Gold prices rallied and other commodities posted small gains after the US Federal Reserve cut interest rates in an effort to prop up the weakening US economy.
Spot bullion in London jumped to $894.30 a troy ounce as the US dollar weakened against the euro after the Fed cut its main interest rate by 75 basis points to 3.5 per cent and said it was ready to take further action.
Anita Soni of Credit Suisse said: "Upward pressure on the price of gold is likely being driven by weakness of the US dollar fuelled by US rate cuts."
Before the central bank's action, gold prices had tumbled to a three-week low of $849.50 an ounce as traders took profits from the recent rally in precious metals.
Earlier this month, gold prices hit an all-time high of $914 an ounce.
Tuesday's price jump was also boosted by positive comments from investment banks Morgan Stanley and Credit Suisse which raised their forecasts for average gold prices in 2008 to $950 an ounce and above $1,000 an ounce in 2009.
Barclays Capital reiterated its positive view towards the metal, forecasting a test of the $1,000 an ounce level before the summer.
Suki Cooper, a precious metals analyst at Barclays Capital in London, said: "A significant number of positive external drivers such as a weak dollar, inflation concerns and slower US growth are set to support prices"
UBS, on the other hand, remained cautious and reiterated its one-month target of $850 an ounce for gold on the weakness of physical jewellery demand.
Other analysts also continue to be guarded as exchange-traded funds, the biggest driver of investment gold demand in recent years, last week suffered surprisingly large outflows.
Other commodity prices pared losses or moved into positive territory after heavy falls, triggered by fears that the US economic slowdown could spread to emerging economies such as China and India, which have been the main engines of fresh demand for raw materials.

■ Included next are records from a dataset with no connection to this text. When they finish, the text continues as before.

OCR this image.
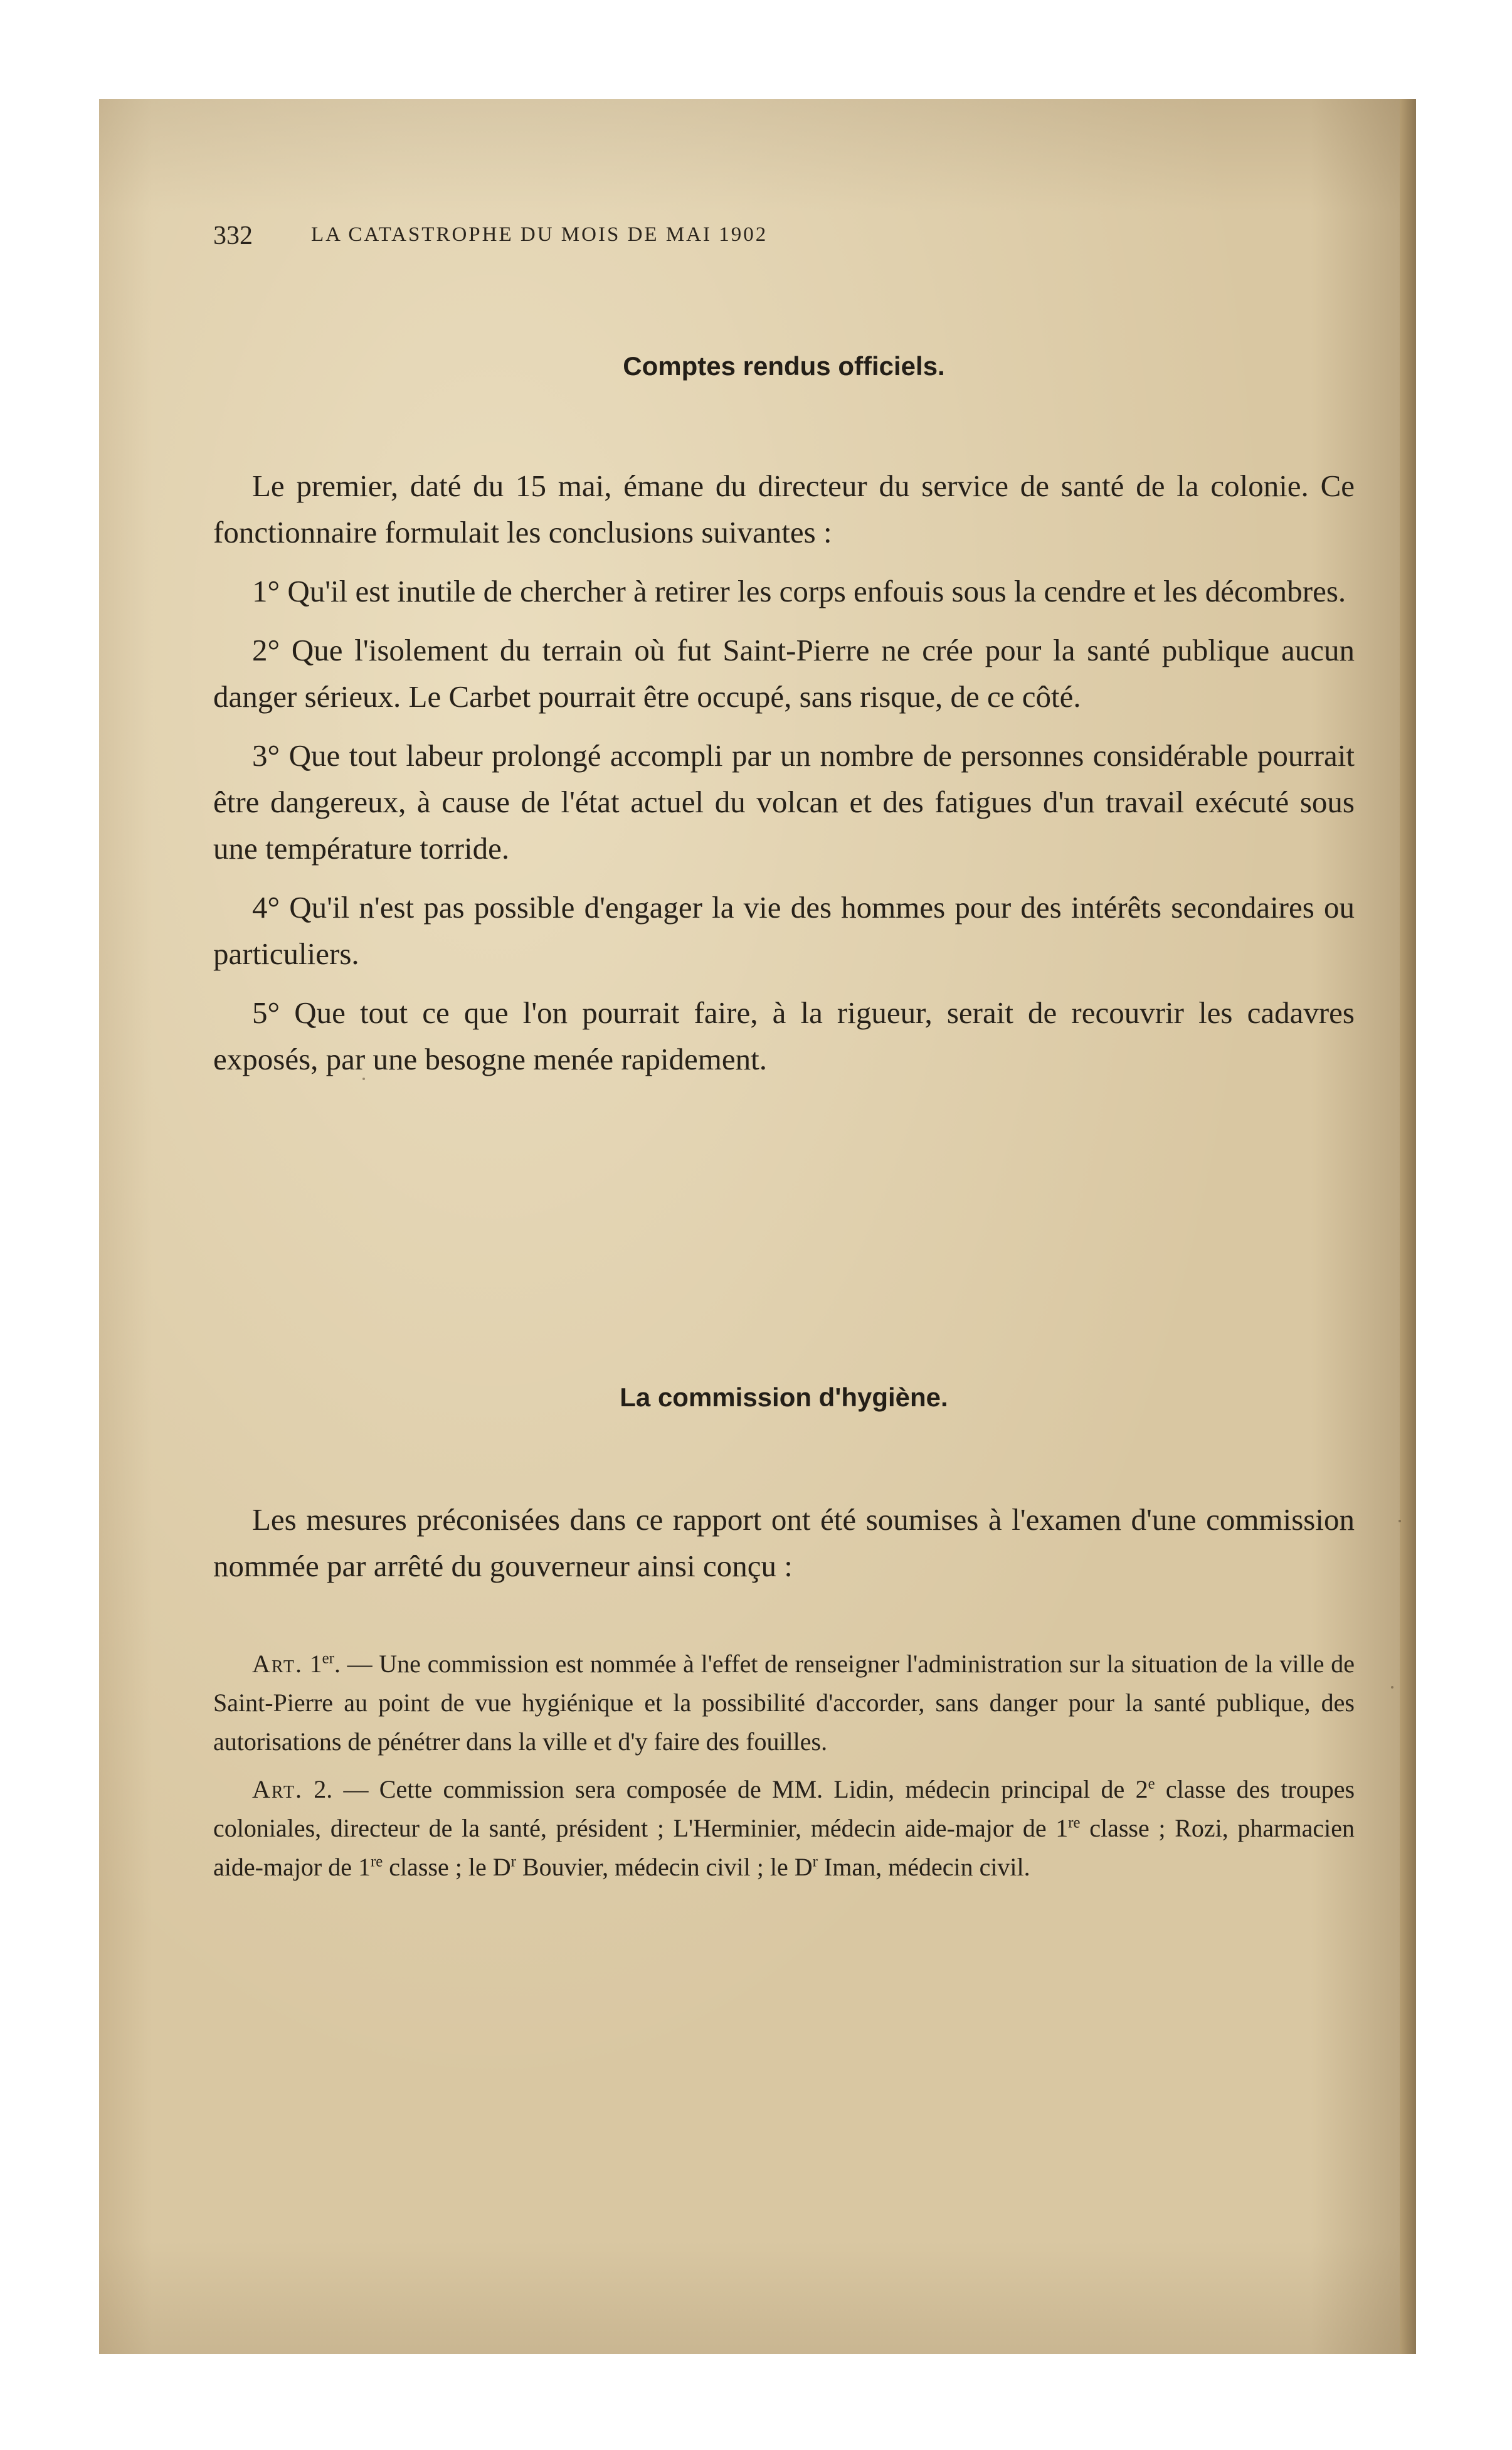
332	LA CATASTROPHE DU MOIS DE MAI 1902
Comptes rendus officiels.

Le premier, daté du 15 mai, émane du directeur du service de santé de la colonie. Ce fonctionnaire formulait les conclusions suivantes :

1° Qu'il est inutile de chercher à retirer les corps enfouis sous la cendre et les décombres.

2° Que l'isolement du terrain où fut Saint-Pierre ne crée pour la santé publique aucun danger sérieux. Le Carbet pourrait être occupé, sans risque, de ce côté.

3° Que tout labeur prolongé accompli par un nombre de personnes considérable pourrait être dangereux, à cause de l'état actuel du volcan et des fatigues d'un travail exécuté sous une température torride.

4° Qu'il n'est pas possible d'engager la vie des hommes pour des intérêts secondaires ou particuliers.

5° Que tout ce que l'on pourrait faire, à la rigueur, serait de recouvrir les cadavres exposés, par une besogne menée rapidement.

La commission d'hygiène.

Les mesures préconisées dans ce rapport ont été soumises à l'examen d'une commission nommée par arrêté du gouverneur ainsi conçu :

Art. 1er. — Une commission est nommée à l'effet de renseigner l'administration sur la situation de la ville de Saint-Pierre au point de vue hygiénique et la possibilité d'accorder, sans danger pour la santé publique, des autorisations de pénétrer dans la ville et d'y faire des fouilles.

Art. 2. — Cette commission sera composée de MM. Lidin, médecin principal de 2e classe des troupes coloniales, directeur de la santé, président ; L'Herminier, médecin aide-major de 1re classe ; Rozi, pharmacien aide-major de 1re classe ; le $D^r$ Bouvier, médecin civil ; le $D^r$ Iman, médecin civil.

But traders remained cautious and warned that base metals and energy commodities could come under further pressure as soon as the euphoria over interest rate cuts had faded away.
Opec offered the starkest warning of the dangers lying ahead, saying in its monthly report: "With mounting evidence of a slowdown in US economic growth . . . fears of a downright recession have multiplied."
Sales of commodities, particularly of agricultural raw materials, aimed at raising funds for investors seeking to offset losses in other markets, had also contributed to the price fall in early morning, traders said.
Robert Laughlin of MF Global in London said that the immediate risk for commodities was "a liquidation of open positions by some market participants in order to finance positions on other markets".
Crude oil prices were mixed, after falling to the lowest level in six weeks before the Fed's interest rate cut.
ICE March Brent closed 94 cents higher at $88.45 a barrel. It had declined to a low of $85.00 a barrel.
In New York, Nymex February West Texas Intermediate settled at $89.85 a barrel, a drop of 72 cents from Friday's close.
On the London Metal Exchange, base metals recovered from early losses. Copper rose 1.9 per cent to $7,010 per tonne.